In an incident that highlights the need to sensitise the police about differently abled people, especially during the lockdown, a man with Asperger’s Syndrome was roughed up by a Chandigarh policeman after he was spotted taking a walk two days ago.
The man broke down at the police station, and could only be calmed down after his doctor spent two hours at the police station.
Asperger’s Syndrome is a developmental disorder affecting the ability to socialise and communicate effectively. People with this condition may be socially awkward and have an all-absorbing interest in specific topics. Actor Shah Rukh Khan played the role of a man with this condition in the movie ‘My Name is Khan’.
The young man (name withheld) is training to be a laboratory technician and lives in a small two-room flat. According to his doctor Dr Simmi Warraich, he needs to step out of his cramped house due to his special needs.

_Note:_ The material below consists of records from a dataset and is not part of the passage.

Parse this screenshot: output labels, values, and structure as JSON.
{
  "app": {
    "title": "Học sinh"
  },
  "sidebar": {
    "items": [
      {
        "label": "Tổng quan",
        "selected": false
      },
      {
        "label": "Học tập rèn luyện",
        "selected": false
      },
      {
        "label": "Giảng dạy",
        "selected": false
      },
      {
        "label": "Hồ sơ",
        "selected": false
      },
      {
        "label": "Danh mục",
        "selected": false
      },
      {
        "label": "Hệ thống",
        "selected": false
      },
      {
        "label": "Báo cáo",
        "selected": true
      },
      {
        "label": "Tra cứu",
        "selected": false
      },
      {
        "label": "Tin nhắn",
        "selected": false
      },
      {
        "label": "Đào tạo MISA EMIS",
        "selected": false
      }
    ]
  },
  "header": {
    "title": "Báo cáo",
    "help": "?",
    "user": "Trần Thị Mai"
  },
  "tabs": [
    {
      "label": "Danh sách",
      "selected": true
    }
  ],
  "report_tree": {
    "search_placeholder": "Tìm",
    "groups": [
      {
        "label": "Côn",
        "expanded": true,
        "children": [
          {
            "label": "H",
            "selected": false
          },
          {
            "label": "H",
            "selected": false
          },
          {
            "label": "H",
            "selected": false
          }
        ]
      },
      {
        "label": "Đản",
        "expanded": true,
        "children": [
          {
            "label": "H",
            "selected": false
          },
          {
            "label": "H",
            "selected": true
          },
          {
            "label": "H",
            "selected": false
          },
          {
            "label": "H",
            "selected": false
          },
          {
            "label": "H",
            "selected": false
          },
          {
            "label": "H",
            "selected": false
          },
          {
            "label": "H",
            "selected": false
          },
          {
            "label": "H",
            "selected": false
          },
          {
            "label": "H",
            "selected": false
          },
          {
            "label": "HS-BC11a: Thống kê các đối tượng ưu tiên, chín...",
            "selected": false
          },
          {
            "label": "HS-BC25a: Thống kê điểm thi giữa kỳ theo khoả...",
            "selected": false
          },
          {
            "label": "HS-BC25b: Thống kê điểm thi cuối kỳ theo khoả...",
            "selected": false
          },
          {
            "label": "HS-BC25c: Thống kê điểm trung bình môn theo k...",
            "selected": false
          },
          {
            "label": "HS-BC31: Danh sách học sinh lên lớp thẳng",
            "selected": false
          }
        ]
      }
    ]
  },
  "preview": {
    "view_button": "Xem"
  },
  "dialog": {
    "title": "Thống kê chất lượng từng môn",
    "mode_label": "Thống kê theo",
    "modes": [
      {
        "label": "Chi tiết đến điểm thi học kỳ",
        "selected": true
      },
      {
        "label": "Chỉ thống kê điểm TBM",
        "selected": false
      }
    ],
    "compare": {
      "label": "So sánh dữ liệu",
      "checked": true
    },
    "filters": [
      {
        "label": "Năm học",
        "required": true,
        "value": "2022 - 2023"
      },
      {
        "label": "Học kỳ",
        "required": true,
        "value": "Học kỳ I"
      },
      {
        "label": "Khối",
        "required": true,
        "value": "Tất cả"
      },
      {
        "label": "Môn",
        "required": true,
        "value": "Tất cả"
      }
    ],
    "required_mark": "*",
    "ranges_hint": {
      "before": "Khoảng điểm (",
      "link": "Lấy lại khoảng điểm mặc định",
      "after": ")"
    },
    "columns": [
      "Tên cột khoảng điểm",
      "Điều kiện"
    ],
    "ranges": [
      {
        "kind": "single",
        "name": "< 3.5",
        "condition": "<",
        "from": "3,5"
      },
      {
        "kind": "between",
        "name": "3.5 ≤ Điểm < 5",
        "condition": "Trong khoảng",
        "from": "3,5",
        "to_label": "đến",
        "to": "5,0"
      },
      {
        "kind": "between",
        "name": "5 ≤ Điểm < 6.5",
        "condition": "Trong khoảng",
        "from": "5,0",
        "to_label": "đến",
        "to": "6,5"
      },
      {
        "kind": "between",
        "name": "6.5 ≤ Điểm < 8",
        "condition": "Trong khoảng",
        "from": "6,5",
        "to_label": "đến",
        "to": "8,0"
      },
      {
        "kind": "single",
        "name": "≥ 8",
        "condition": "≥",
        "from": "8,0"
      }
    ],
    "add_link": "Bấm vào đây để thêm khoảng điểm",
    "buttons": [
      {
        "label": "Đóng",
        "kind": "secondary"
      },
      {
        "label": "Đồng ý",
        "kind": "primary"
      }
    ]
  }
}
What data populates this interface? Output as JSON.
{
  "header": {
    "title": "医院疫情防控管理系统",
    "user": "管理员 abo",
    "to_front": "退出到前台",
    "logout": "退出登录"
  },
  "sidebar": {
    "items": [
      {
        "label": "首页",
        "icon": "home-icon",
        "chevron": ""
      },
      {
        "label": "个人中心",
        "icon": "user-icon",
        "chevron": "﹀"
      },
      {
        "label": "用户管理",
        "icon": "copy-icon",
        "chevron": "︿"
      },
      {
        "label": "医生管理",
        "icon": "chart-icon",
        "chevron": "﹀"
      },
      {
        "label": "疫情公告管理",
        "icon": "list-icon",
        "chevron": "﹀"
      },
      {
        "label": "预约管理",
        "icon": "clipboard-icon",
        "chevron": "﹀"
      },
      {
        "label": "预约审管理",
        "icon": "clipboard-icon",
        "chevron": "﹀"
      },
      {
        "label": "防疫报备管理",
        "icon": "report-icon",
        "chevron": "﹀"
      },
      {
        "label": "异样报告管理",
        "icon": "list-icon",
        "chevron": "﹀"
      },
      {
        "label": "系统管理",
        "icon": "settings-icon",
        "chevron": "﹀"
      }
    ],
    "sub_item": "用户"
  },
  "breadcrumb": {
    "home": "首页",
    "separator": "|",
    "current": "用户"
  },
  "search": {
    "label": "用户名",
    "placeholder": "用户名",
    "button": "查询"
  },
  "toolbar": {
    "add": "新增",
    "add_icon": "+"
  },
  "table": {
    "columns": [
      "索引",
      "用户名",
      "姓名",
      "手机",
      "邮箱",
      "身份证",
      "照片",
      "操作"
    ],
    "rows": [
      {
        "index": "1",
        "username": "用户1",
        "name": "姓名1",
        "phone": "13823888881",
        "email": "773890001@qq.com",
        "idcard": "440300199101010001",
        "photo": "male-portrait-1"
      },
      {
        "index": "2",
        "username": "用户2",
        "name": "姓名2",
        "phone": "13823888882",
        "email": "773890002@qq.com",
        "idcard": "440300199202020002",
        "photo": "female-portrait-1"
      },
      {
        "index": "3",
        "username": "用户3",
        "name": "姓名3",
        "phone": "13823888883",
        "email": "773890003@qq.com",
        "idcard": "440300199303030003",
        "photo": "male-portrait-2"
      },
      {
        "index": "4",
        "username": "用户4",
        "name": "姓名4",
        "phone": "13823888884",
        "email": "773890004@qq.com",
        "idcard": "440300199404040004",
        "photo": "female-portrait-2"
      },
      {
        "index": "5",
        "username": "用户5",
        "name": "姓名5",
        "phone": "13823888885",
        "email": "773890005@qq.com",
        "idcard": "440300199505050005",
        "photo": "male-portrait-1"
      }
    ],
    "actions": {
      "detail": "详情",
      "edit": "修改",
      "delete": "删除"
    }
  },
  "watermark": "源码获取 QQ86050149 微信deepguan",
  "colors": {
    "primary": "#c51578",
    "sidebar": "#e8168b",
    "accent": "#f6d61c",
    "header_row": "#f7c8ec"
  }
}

“Usually, the sector policemen recognise this 26-year-old with Asperger’s. But there was a new policeman in the locality. He saw him out of his house without a mask, called him and spoke to him angrily. Then he slapped him. This young man already has a mistrust of the police. And due to his condition, he argued with the policemen forcefully for hitting him. He has been agitated for two days now,” said Dr Warraich.
The psychiatrist said she does not blame the policeman, because someone not used to handling people with a condition like Asperger’s may not realise why he or she is agitated. “However, this incident brings to light the need to sensitise the police towards such individuals, who will require extra help to cope with the lockdown’s stringent requirements,” Dr Warraich said.
The doctor said she spent two hours calming down the youth in the police station after his parents called her. “He has a Labrador who really helps him. He takes him out for a walk,” she said.
“He is an intelligent young man. He gets upset with inconsistencies and wrongs. For example, some of his professors gave him poor marks in practicals as they saw him as confrontational, whereas he was just being truthful in asking about things he thought were wrong. In his theory exam, he did very well, and the professors realised their mistake. But his belief that they were treating him unfairly was reinforced. With support, he has almost graduated, but this incident has been dampening,” said Dr Warraich.
The psychiatrist said that lockdown days are tough times for people with disabilities, who find it suffocating to be home.
“Many like him get ill-treated by the police. Not that the police is unkind, but lack of knowledge makes them see the behaviour of such persons as impudence, when it is not,” says Dr Warraich.